When the investigators looked at six individual ILD subtypes, the eNose also showed high discriminatory power. AUC values ranged from 0.95 to 0.98 in the training set and from 0.83 to 0.93 in the validation set. In practical terms, this means that breath patterns carried meaningful disease-specific information and that the technology remained useful when tested across centers.
These findings are especially notable because interstitial lung diseases are highly heterogeneous. They include conditions such as idiopathic pulmonary fibrosis, connective tissue disease-associated ILD, hypersensitivity pneumonitis, sarcoidosis with fibrotic change, and other forms of pulmonary fibrosis. Many of these disorders require different treatments and have different prognoses, so better early differentiation can influence patient management.
Clinical Meaning
The study supports the possibility that eNose technology could serve as a fast, noninvasive point-of-care test in the diagnostic workup of fibrotic ILD. A point-of-care tool is one that can be used close to the patient, potentially during a clinic visit, rather than requiring complex laboratory processing.
If integrated into routine care, an eNose test might help clinicians:
1. Identify patients who are more likely to have a particular ILD subtype.
2. Prioritize patients for further specialist testing.
3. Reduce diagnostic uncertainty.
4. Potentially limit the need for invasive procedures in selected patients.
That said, the eNose is not yet a replacement for current diagnostic standards.
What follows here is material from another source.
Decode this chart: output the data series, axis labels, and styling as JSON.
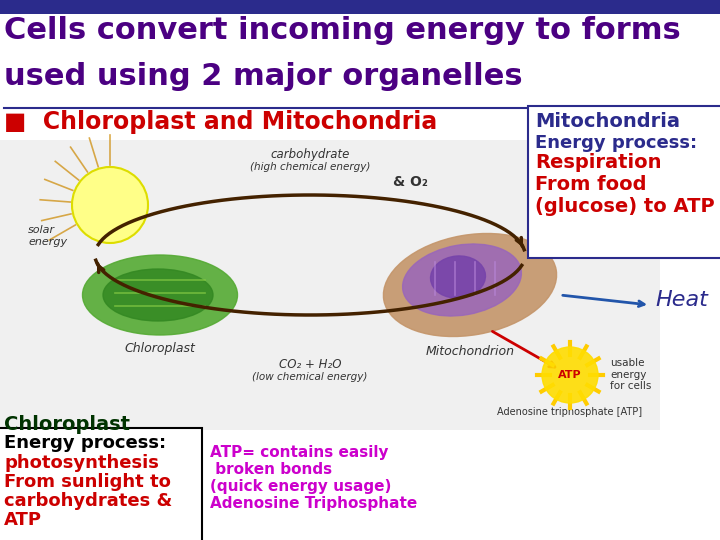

HRCT imaging, detailed clinical history, pulmonary function testing, serologic evaluation, exposure history, and multidisciplinary review remain essential. The eNose should be viewed as an adjunctive tool that may improve efficiency and confidence in diagnosis.
Why This Is Important for Patients
For patients, diagnostic delay in ILD can be frustrating and concerning. Symptoms often progress slowly, and the path to diagnosis may involve repeated appointments, imaging scans, breathing tests, and specialist referrals. A noninvasive breath test could one day shorten this path.
Because the study included multiple international expert centers, the results are more generalizable than those from a single hospital. This matters because breath profiles can be influenced by differences in equipment, patient selection, treatment patterns, and local practice. Demonstrating reproducible performance across centers is therefore a major step toward real-world use.
Limitations and Next Steps
Although the results are promising, several limitations should be kept in mind. First, the study was performed in expert centers, where patients typically have more complex disease and where diagnostic standards are high. Performance may differ in community hospitals or in earlier-stage disease.
Second, eNose technology is pattern-based. It does not identify the exact chemical compounds responsible for the signal, so the biological mechanisms behind the breath signatures remain only partially understood. Future studies may combine eNose screening with detailed chemical analysis of VOCs to better explain what the sensors are detecting.
Third, before broad clinical adoption, the technology will need further prospective validation, standardized testing procedures, and evidence that it changes clinical decision-making or improves outcomes. Cost-effectiveness, ease of implementation, and long-term reproducibility will also matter.
Bottom Line
This international validation study shows that electronic nose technology can accurately distinguish breath profiles from patients with different fibrotic interstitial lung diseases. The findings suggest that eNose testing could become a useful, easy-to-use supportive tool in the diagnosis of fILDs. While it is not ready to replace established diagnostic methods, it represents a promising step toward faster, less invasive, and more personalized lung disease care.